I've been studying properties of the Leray transform (a fairly natural analogue of the Cauchy transform in one variable) in the setting of convex Reinhardt domain in C^2, which have rotational symmetry with respect to each variable. I'm mostly interested in the singular spectrum of the Leray transform and how it classifies the underlying convex Reinhardt domain. Can one hear the shape of such a domain? The answer probably depends on the exact meaning of "hearing". "Shape" is only defined up to dilations, variable swaps and taking the projective dual, all of which preserve the spectrum. One of my current results is that in two dimensions, you can distinguish (up to dilations and duality) two "almost" C^2 smooth, convex Reinhardt domains (satisfying one more condition) by looking at each spectrum as a labeled set. The unlabeled case seems more complicated, and might not have a straightforward statement. I was also able to compute the Leray norm for l_p balls and their dilations (given by a|z_1|^2+b|z_2|^p<1 for p>1 and a,b>0) for a special measure, and more generally for domains in this setting, the essential norm for a family of measures.

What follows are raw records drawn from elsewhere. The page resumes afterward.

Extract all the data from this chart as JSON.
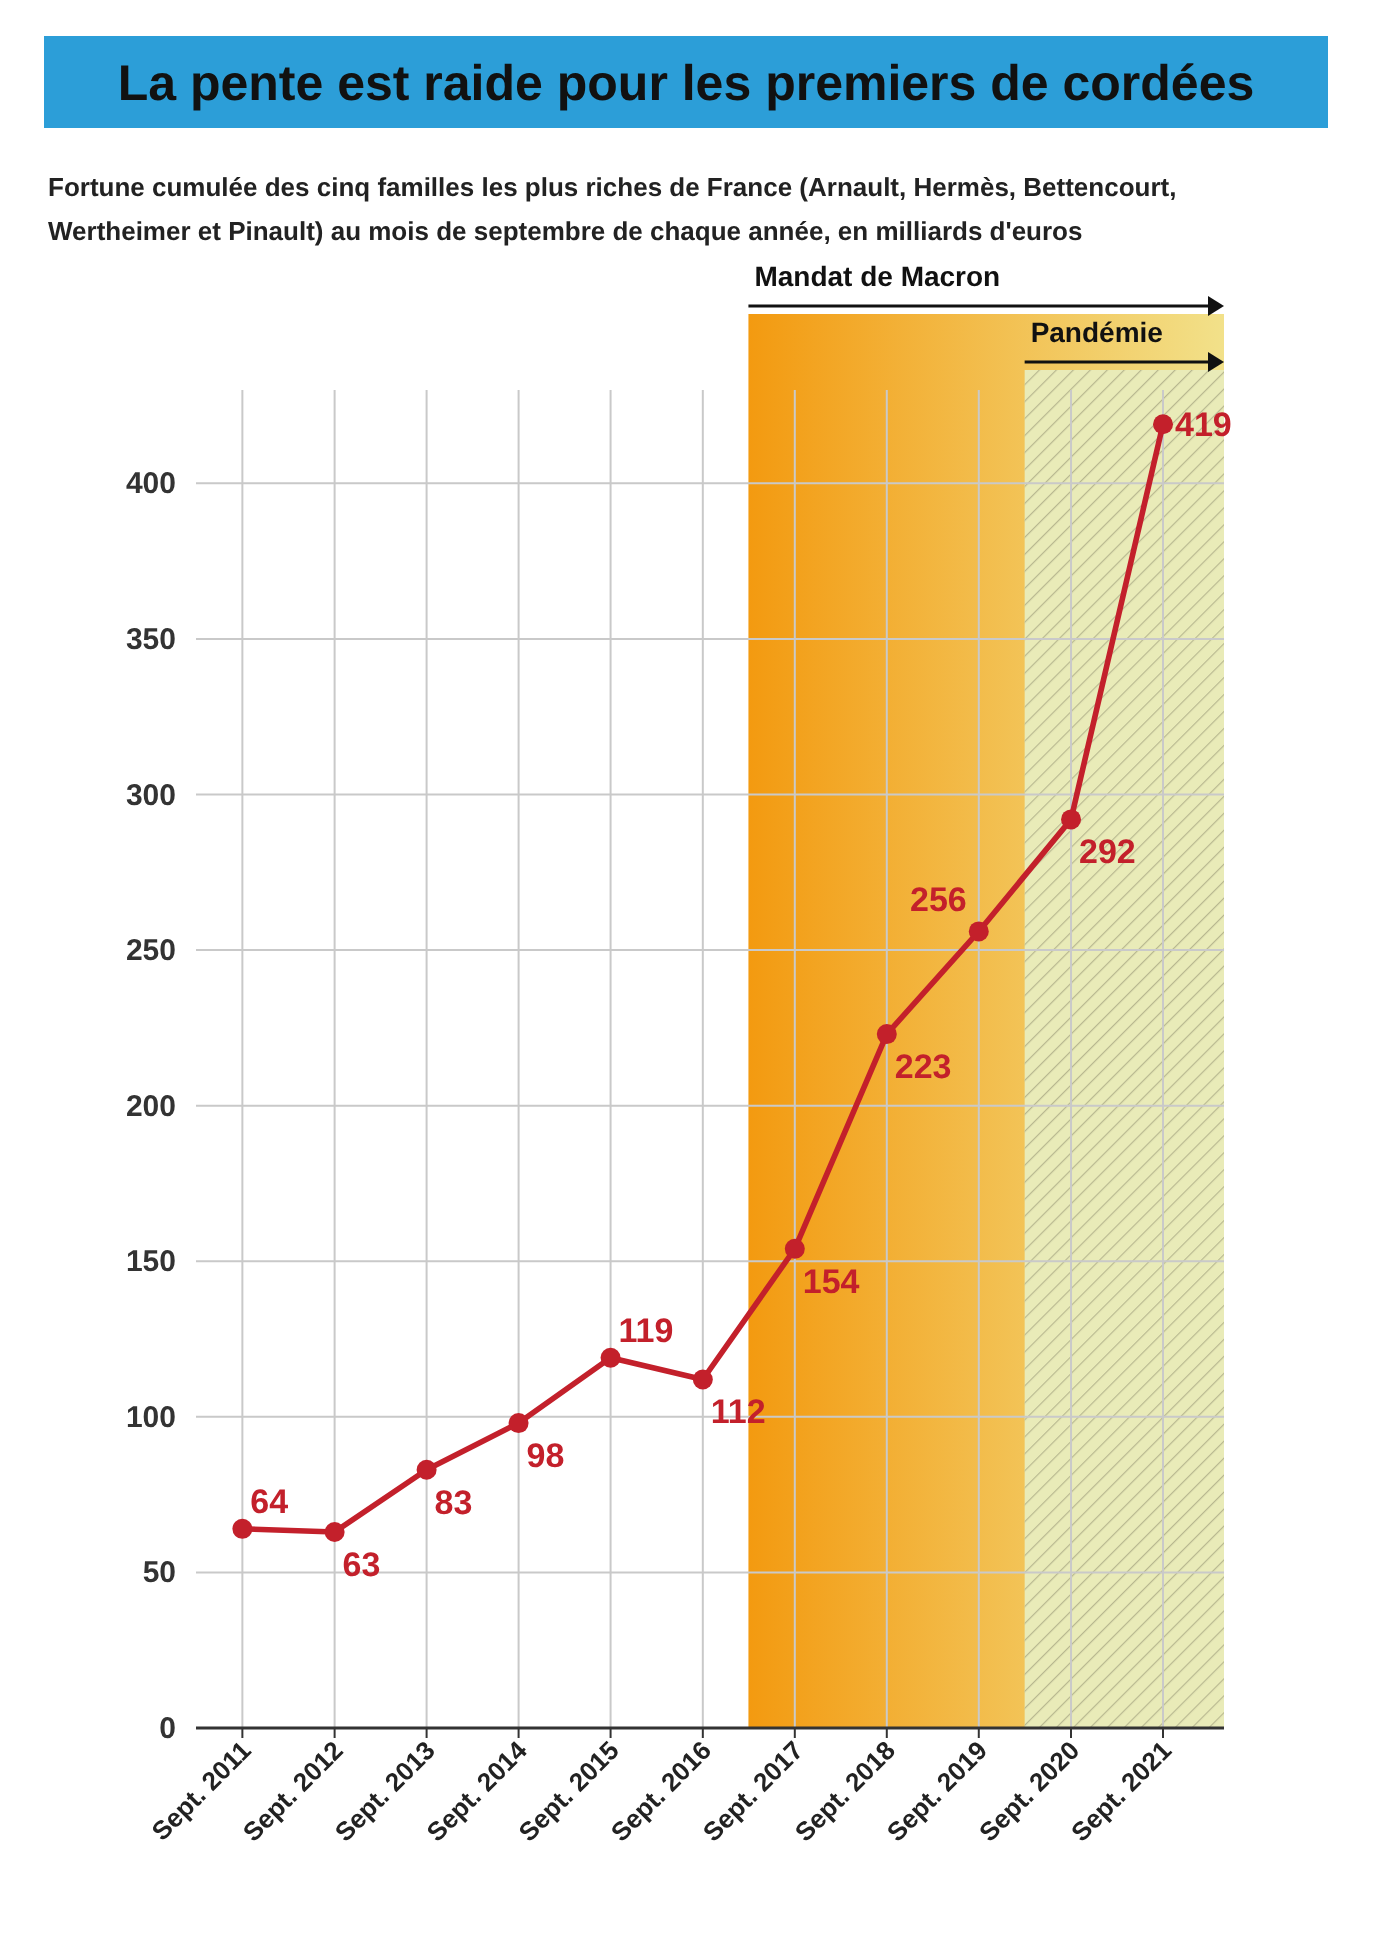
{
  "chart_data": {
    "type": "line",
    "title": "La pente est raide pour les premiers de cordées",
    "subtitle": "Fortune cumulée des cinq familles les plus riches de France (Arnault, Hermès, Bettencourt, Wertheimer et Pinault) au mois de septembre de chaque année, en milliards d'euros",
    "x": [
      "2011-09",
      "2012-09",
      "2013-09",
      "2014-09",
      "2015-09",
      "2016-09",
      "2017-09",
      "2018-09",
      "2019-09",
      "2020-09",
      "2021-09"
    ],
    "series": [
      {
        "color": "#c3202b",
        "values": [
          64,
          63,
          83,
          98,
          119,
          112,
          154,
          223,
          256,
          292,
          419
        ]
      }
    ],
    "data_labels": true,
    "marker": "circle",
    "grid": true,
    "xlim": [
      "2011-03",
      "2022-05"
    ],
    "xticks": [
      {
        "value": "2011-09",
        "label": "Sept. 2011"
      },
      {
        "value": "2012-09",
        "label": "Sept. 2012"
      },
      {
        "value": "2013-09",
        "label": "Sept. 2013"
      },
      {
        "value": "2014-09",
        "label": "Sept. 2014"
      },
      {
        "value": "2015-09",
        "label": "Sept. 2015"
      },
      {
        "value": "2016-09",
        "label": "Sept. 2016"
      },
      {
        "value": "2017-09",
        "label": "Sept. 2017"
      },
      {
        "value": "2018-09",
        "label": "Sept. 2018"
      },
      {
        "value": "2019-09",
        "label": "Sept. 2019"
      },
      {
        "value": "2020-09",
        "label": "Sept. 2020"
      },
      {
        "value": "2021-09",
        "label": "Sept. 2021"
      }
    ],
    "ylim": [
      0,
      430
    ],
    "yticks": [
      0,
      50,
      100,
      150,
      200,
      250,
      300,
      350,
      400
    ],
    "bands": [
      {
        "axis": "x",
        "from": "2017-03",
        "to": "2022-05",
        "label": "Mandat de Macron",
        "color": "#f39a10"
      },
      {
        "axis": "x",
        "from": "2020-03",
        "to": "2022-05",
        "label": "Pandémie",
        "color": "#e9ebb8"
      }
    ]
  }
}
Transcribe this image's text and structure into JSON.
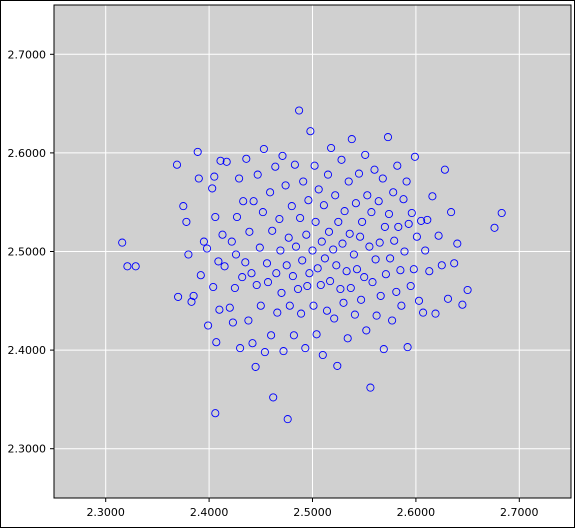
{
  "chart_data": {
    "type": "scatter",
    "title": "",
    "xlabel": "",
    "ylabel": "",
    "xlim": [
      2.25,
      2.75
    ],
    "ylim": [
      2.25,
      2.75
    ],
    "grid": true,
    "background_color": "#d0d0d0",
    "grid_color": "#ffffff",
    "marker": "circle-open",
    "marker_color": "#0000ff",
    "x_ticks": [
      2.3,
      2.4,
      2.5,
      2.6,
      2.7
    ],
    "x_tick_labels": [
      "2.3000",
      "2.4000",
      "2.5000",
      "2.6000",
      "2.7000"
    ],
    "y_ticks": [
      2.3,
      2.4,
      2.5,
      2.6,
      2.7
    ],
    "y_tick_labels": [
      "2.3000",
      "2.4000",
      "2.5000",
      "2.6000",
      "2.7000"
    ],
    "series": [
      {
        "color": "#0000ff",
        "points": [
          [
            2.316,
            2.509
          ],
          [
            2.321,
            2.485
          ],
          [
            2.329,
            2.485
          ],
          [
            2.369,
            2.588
          ],
          [
            2.37,
            2.454
          ],
          [
            2.375,
            2.546
          ],
          [
            2.378,
            2.53
          ],
          [
            2.38,
            2.497
          ],
          [
            2.383,
            2.449
          ],
          [
            2.385,
            2.455
          ],
          [
            2.389,
            2.601
          ],
          [
            2.39,
            2.574
          ],
          [
            2.392,
            2.476
          ],
          [
            2.395,
            2.51
          ],
          [
            2.398,
            2.503
          ],
          [
            2.399,
            2.425
          ],
          [
            2.403,
            2.564
          ],
          [
            2.404,
            2.464
          ],
          [
            2.405,
            2.576
          ],
          [
            2.406,
            2.535
          ],
          [
            2.407,
            2.408
          ],
          [
            2.406,
            2.336
          ],
          [
            2.409,
            2.49
          ],
          [
            2.41,
            2.441
          ],
          [
            2.411,
            2.592
          ],
          [
            2.413,
            2.517
          ],
          [
            2.415,
            2.485
          ],
          [
            2.417,
            2.591
          ],
          [
            2.42,
            2.443
          ],
          [
            2.422,
            2.51
          ],
          [
            2.423,
            2.428
          ],
          [
            2.425,
            2.463
          ],
          [
            2.426,
            2.497
          ],
          [
            2.427,
            2.535
          ],
          [
            2.429,
            2.574
          ],
          [
            2.43,
            2.402
          ],
          [
            2.432,
            2.474
          ],
          [
            2.433,
            2.551
          ],
          [
            2.435,
            2.489
          ],
          [
            2.436,
            2.594
          ],
          [
            2.438,
            2.43
          ],
          [
            2.439,
            2.52
          ],
          [
            2.441,
            2.478
          ],
          [
            2.442,
            2.407
          ],
          [
            2.443,
            2.551
          ],
          [
            2.445,
            2.383
          ],
          [
            2.446,
            2.466
          ],
          [
            2.447,
            2.578
          ],
          [
            2.449,
            2.504
          ],
          [
            2.45,
            2.445
          ],
          [
            2.452,
            2.54
          ],
          [
            2.453,
            2.604
          ],
          [
            2.454,
            2.398
          ],
          [
            2.456,
            2.488
          ],
          [
            2.457,
            2.469
          ],
          [
            2.459,
            2.56
          ],
          [
            2.46,
            2.415
          ],
          [
            2.461,
            2.521
          ],
          [
            2.462,
            2.352
          ],
          [
            2.464,
            2.586
          ],
          [
            2.465,
            2.478
          ],
          [
            2.466,
            2.438
          ],
          [
            2.468,
            2.533
          ],
          [
            2.469,
            2.501
          ],
          [
            2.47,
            2.458
          ],
          [
            2.471,
            2.597
          ],
          [
            2.472,
            2.399
          ],
          [
            2.474,
            2.567
          ],
          [
            2.475,
            2.486
          ],
          [
            2.476,
            2.33
          ],
          [
            2.477,
            2.514
          ],
          [
            2.478,
            2.445
          ],
          [
            2.48,
            2.546
          ],
          [
            2.481,
            2.475
          ],
          [
            2.482,
            2.415
          ],
          [
            2.483,
            2.588
          ],
          [
            2.484,
            2.505
          ],
          [
            2.486,
            2.462
          ],
          [
            2.487,
            2.643
          ],
          [
            2.488,
            2.534
          ],
          [
            2.489,
            2.437
          ],
          [
            2.49,
            2.491
          ],
          [
            2.491,
            2.571
          ],
          [
            2.493,
            2.402
          ],
          [
            2.494,
            2.517
          ],
          [
            2.495,
            2.465
          ],
          [
            2.496,
            2.552
          ],
          [
            2.497,
            2.478
          ],
          [
            2.498,
            2.622
          ],
          [
            2.5,
            2.501
          ],
          [
            2.501,
            2.445
          ],
          [
            2.502,
            2.587
          ],
          [
            2.503,
            2.53
          ],
          [
            2.504,
            2.416
          ],
          [
            2.505,
            2.483
          ],
          [
            2.506,
            2.563
          ],
          [
            2.508,
            2.466
          ],
          [
            2.509,
            2.51
          ],
          [
            2.51,
            2.395
          ],
          [
            2.511,
            2.547
          ],
          [
            2.512,
            2.493
          ],
          [
            2.514,
            2.44
          ],
          [
            2.515,
            2.578
          ],
          [
            2.516,
            2.52
          ],
          [
            2.517,
            2.47
          ],
          [
            2.518,
            2.605
          ],
          [
            2.52,
            2.502
          ],
          [
            2.521,
            2.432
          ],
          [
            2.522,
            2.557
          ],
          [
            2.523,
            2.486
          ],
          [
            2.524,
            2.384
          ],
          [
            2.525,
            2.53
          ],
          [
            2.527,
            2.462
          ],
          [
            2.528,
            2.593
          ],
          [
            2.529,
            2.508
          ],
          [
            2.53,
            2.448
          ],
          [
            2.531,
            2.541
          ],
          [
            2.533,
            2.48
          ],
          [
            2.534,
            2.412
          ],
          [
            2.535,
            2.571
          ],
          [
            2.536,
            2.518
          ],
          [
            2.537,
            2.463
          ],
          [
            2.538,
            2.614
          ],
          [
            2.54,
            2.497
          ],
          [
            2.541,
            2.436
          ],
          [
            2.542,
            2.549
          ],
          [
            2.543,
            2.482
          ],
          [
            2.545,
            2.579
          ],
          [
            2.546,
            2.515
          ],
          [
            2.547,
            2.451
          ],
          [
            2.548,
            2.53
          ],
          [
            2.55,
            2.474
          ],
          [
            2.551,
            2.598
          ],
          [
            2.552,
            2.42
          ],
          [
            2.553,
            2.557
          ],
          [
            2.555,
            2.505
          ],
          [
            2.556,
            2.362
          ],
          [
            2.557,
            2.54
          ],
          [
            2.558,
            2.469
          ],
          [
            2.56,
            2.583
          ],
          [
            2.561,
            2.492
          ],
          [
            2.562,
            2.435
          ],
          [
            2.564,
            2.551
          ],
          [
            2.565,
            2.509
          ],
          [
            2.566,
            2.455
          ],
          [
            2.568,
            2.574
          ],
          [
            2.569,
            2.401
          ],
          [
            2.57,
            2.525
          ],
          [
            2.571,
            2.477
          ],
          [
            2.573,
            2.616
          ],
          [
            2.574,
            2.538
          ],
          [
            2.575,
            2.493
          ],
          [
            2.577,
            2.43
          ],
          [
            2.578,
            2.56
          ],
          [
            2.579,
            2.511
          ],
          [
            2.581,
            2.459
          ],
          [
            2.582,
            2.587
          ],
          [
            2.583,
            2.525
          ],
          [
            2.585,
            2.481
          ],
          [
            2.586,
            2.445
          ],
          [
            2.588,
            2.553
          ],
          [
            2.589,
            2.5
          ],
          [
            2.591,
            2.571
          ],
          [
            2.592,
            2.403
          ],
          [
            2.593,
            2.528
          ],
          [
            2.595,
            2.465
          ],
          [
            2.596,
            2.539
          ],
          [
            2.598,
            2.482
          ],
          [
            2.599,
            2.596
          ],
          [
            2.601,
            2.515
          ],
          [
            2.603,
            2.45
          ],
          [
            2.605,
            2.531
          ],
          [
            2.607,
            2.438
          ],
          [
            2.609,
            2.501
          ],
          [
            2.611,
            2.532
          ],
          [
            2.613,
            2.48
          ],
          [
            2.616,
            2.556
          ],
          [
            2.619,
            2.437
          ],
          [
            2.622,
            2.516
          ],
          [
            2.625,
            2.486
          ],
          [
            2.628,
            2.583
          ],
          [
            2.631,
            2.452
          ],
          [
            2.634,
            2.54
          ],
          [
            2.637,
            2.488
          ],
          [
            2.64,
            2.508
          ],
          [
            2.645,
            2.446
          ],
          [
            2.65,
            2.461
          ],
          [
            2.676,
            2.524
          ],
          [
            2.683,
            2.539
          ]
        ]
      }
    ]
  }
}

I've also been studying the setting of rigid Hartogs domains in C^2, which have one rotational symmetry in addition to translation invariance (in the real part of one of the variables), so the spectrum generally lacks eigenvalues (it is generally continuous due to the translation invariance). Still, many similarities between the two settings arise. In both settings, asymptotic analysis plays a special role in establishing sufficient conditions (some are necessary) on the domain for the Leray operator to be L^2 bounded with respect to various measures. Moreover, the inverse spectral problem can be solved in essentially the same way, with the same kind of restriction as before.
My main future direction is to understand these settings in higher dimensions. In fact, the higher the dimension, the more such settings there are. At the same time, there are still things to do in C^2 such as norm computations.
Going back to an earlier period, I have a Bachelor's and Master's in Mathematics from Tel Aviv University. My advisor was Daniel Alpay and the title of my thesis is Quaternionic Wiener Algebras, Factorization and the Corona Theorem. The thesis extends theorems from complex analysis to the quaternionic setting, with the Corona theorem in question being an analogue of the matrix-valued one. I published one related paper, regarding Wiener algebras and factorization.